当時、靖国神社への合祀者選定は陸・海軍省が管轄、霊璽簿(れいじぼ)と呼ばれる合祀者名簿を天皇が承認する形式だった。

■東条元首相らしい文書 落合厚志・防衛研究所図書館史料専門官の話

旧陸軍の秘密文書の書式と合致しており、内容にも矛盾は感じない。東条元首相は部下の作成した文案にも細かく手を入れる人で、戦病死に該当する病名を詳細に列挙している点などからは「東条さんらしい」という印象も受ける。

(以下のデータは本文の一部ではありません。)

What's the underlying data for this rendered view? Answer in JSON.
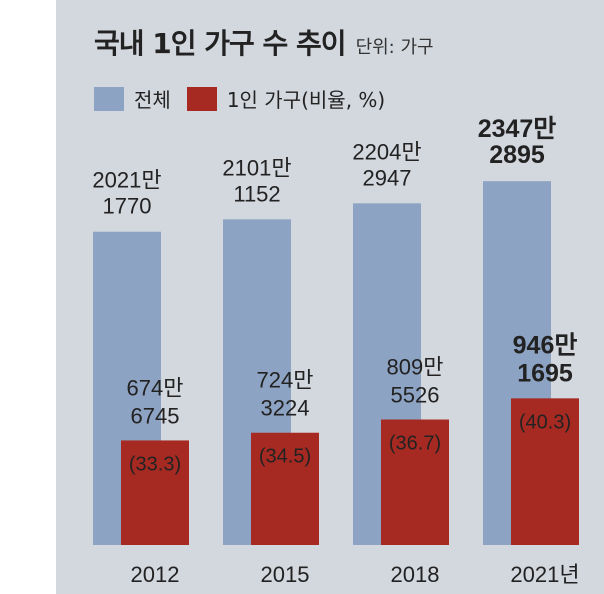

原文を写し取ったものにほぼ間違いないと思う。旧陸軍の秘密文書は重要度順に「機密」「極秘」「秘密」に分類されるが、大本営にあったものはいずれも、 ポツダム宣言受諾後の3日間で、ほぼすべて焼却された。残ったものは復員した人が持ち帰ったり、没収した米国から返還されたものなど、ごく一部。この文書 の原文も防衛庁にはない。